Dopo vari tentativi, chiamammo Sam: 16 anni, studente liceale e hacker con l’hobby dell’informatica, lunghi capelli biondi, di moda all’epoca. Sam arrivò e risolse il problema. Solo lui e il suo amichetto Jesse, che lavorava in una paninoteca fino a quando non fu licenziato per aver rubato una bottiglia di liquore, sapevano risolvere il problema.
Con questo non voglio suggerirvi che si trattava di due delinquenti, né che il ristorante fosse decrepito. In realtà si trattava di un ristorante del tutto rispettabile e se la memoria non mi inganna, Sam si laureò in informato e Jesse è diventata una brava persona. Sebbene questo non sia la normalità, vi ho raccontato tutto questo per mostrarvi che è difficile sapere quello che succede dietro un bancone.
Come possiamo quindi proteggere la nostra carta di credito? C’è chi dice, scherzando, che dovremmo usare un portafoglio di piombo; altri affermano che dovremmo metterlo in una tasca inespugnabile, a prova di borseggiatore. Io credo che in realtà basta abbottonare bene la tasca posteriore dei pantaloni. Il ladro deve essere molto abile per poter riuscire a sfilare un portafoglio da una tasca abbottonata senza che io me ne accorga.
Ma borseggiatori a parte, è bene esaminare con attenzione la persona a cui consegni la carta di credito. Una volta mi è capitato di farmi tagliare i capelli a Boston, Massachusetts. Quando ho chiesto alla bella commessa se accettasse carte di credito, mi disse di no, ma che avrei potuto dare il numero del bancomat per telefono, a sua sorella (che possedeva un negozio in fondo alla strada) e pagare a lei. Ovviamente, ho gentilmente declinato l’offerta.
Torno a sottolineare che questi casi sono più unici che rari, ma il punto il seguente: in quei negozi che propongono soluzioni di questo tipo o che possiedono macchinette vecchie o in cattive condizioni, è decisamente meglio pagare in contanti.
E ora veniamo agli sportelli bancari. Se vi piacciono le storie dell’orrore, basta leggere il sito di Brian Krebs, giornalista specializzato in sicurezza IT eskimming. Fortunatamente l’intenzione di Krebs non è spaventare gli utenti, il suo sito è una preziosa risorsa, ricca di foto di skimmer e informazioni sul modo in cui questi ladri lavorano.

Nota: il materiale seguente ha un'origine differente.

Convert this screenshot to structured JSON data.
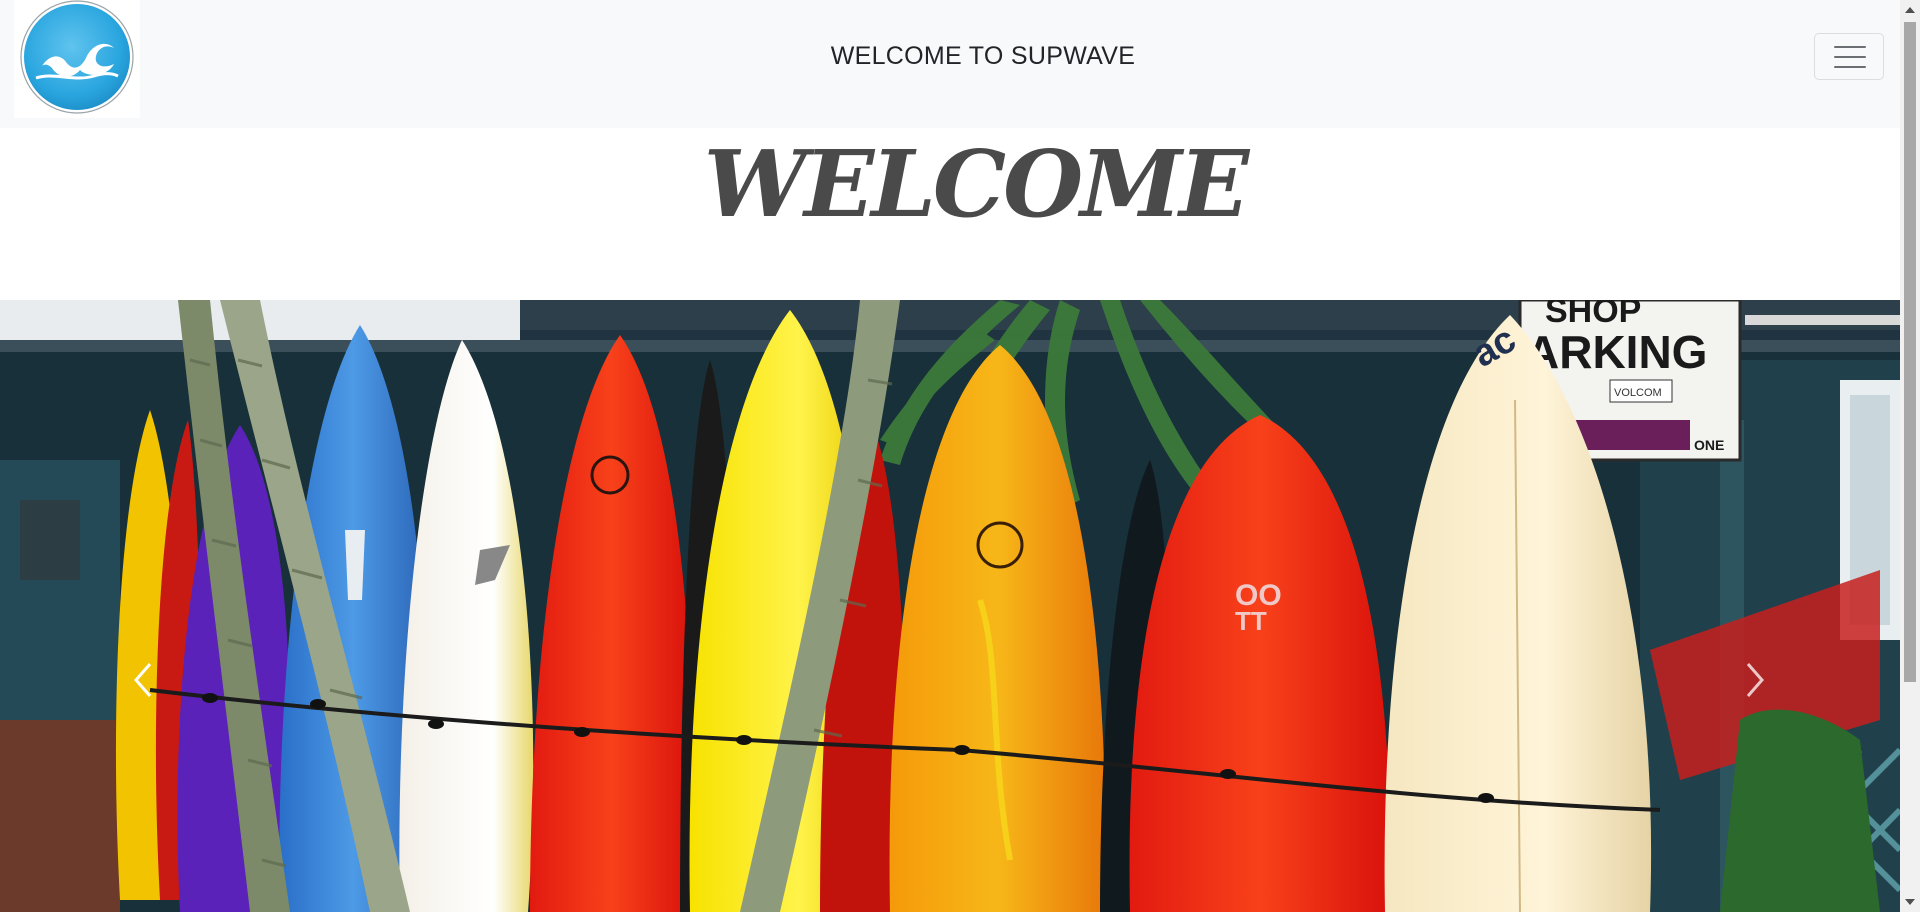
{
  "navbar": {
    "brand_logo": "wave-logo-icon",
    "title": "WELCOME TO SUPWAVE",
    "toggler_icon": "hamburger-menu-icon"
  },
  "hero": {
    "heading": "WELCOME"
  },
  "carousel": {
    "image_subject": "surfboards-photo",
    "prev_icon": "chevron-left-icon",
    "next_icon": "chevron-right-icon",
    "sign_text_top": "SHOP",
    "sign_text_main": "PARKING",
    "sign_text_brand": "VOLCOM",
    "sign_text_one": "ONE",
    "board_logo": "ac"
  },
  "colors": {
    "navbar_bg": "#f8f9fa",
    "logo_blue": "#2aa6df",
    "heading_gray": "#4a4a4a"
  }
}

Uno skimmer ATM è un dispositivo che viene applicato negli sportelli bancari (in inglese ATM – Automated Teller Machine) e utilizzato per memorizzare i contenuti delle bande magnetiche delle carte di credito; uno skimmer è capace di rubare i dati non appena l’utente inserisca la carta nello sportello. Lo stesso dispositivo può essere applicato a un terminale POS e agli sportelli automatici delle stazioni di servizio self-service. Gli skimmer sono l’equivalente degli attacchi man-in-the-middle nel mondo online. Per maggiori informazioni vi consigliamo di vistare il sito di Krebs.
A questo punto se il ragazzo che ha hackerato il terminale POS o ha installato lo skimmer nello sportello bancario ha fatto un buon lavoro, ti accorgerai di esser stato vittima di una frode solo quando riceverai la notifica di violazione via posta (o posta elettronica). Tuttavia i ladri sono esseri umani e possono lasciare tracce. Prima di inserire la tessera, dai quindi un’occhiata al terminale e allo sportello bancario. La maggior parte degli skimmer sono invisibili a meno che non smonti lo sportello, ma io cerco di osservarli lo stesso. Muovo la tastiera per vedere se è ben fissata. Tocco lo schermo e do un’occhiata in giro per essere sicuro che nulla sia fuori posto. Osservate anche le telecamere: dovrebbero puntare sul viso dell’utente e non sulla tastiera. Io non prelievo mai da quei sportelli che si trovano sulla strada e cerco di evitare quelli che si trovano in zone buie, ovvero in aree in cui nessuno ti può vedere. Gli sportelli attigui a un banca sono in genere la migliore opzione perché gli impiegati bancari sanno riconoscere uno skimmer. Secondo Krebs, i servizi segreti americani avrebbero detto che grazie agli skimmer, nel 2008, sono stati rubati circa 1 miliardo di dollari – e il numero sarà probabilmente aumentato.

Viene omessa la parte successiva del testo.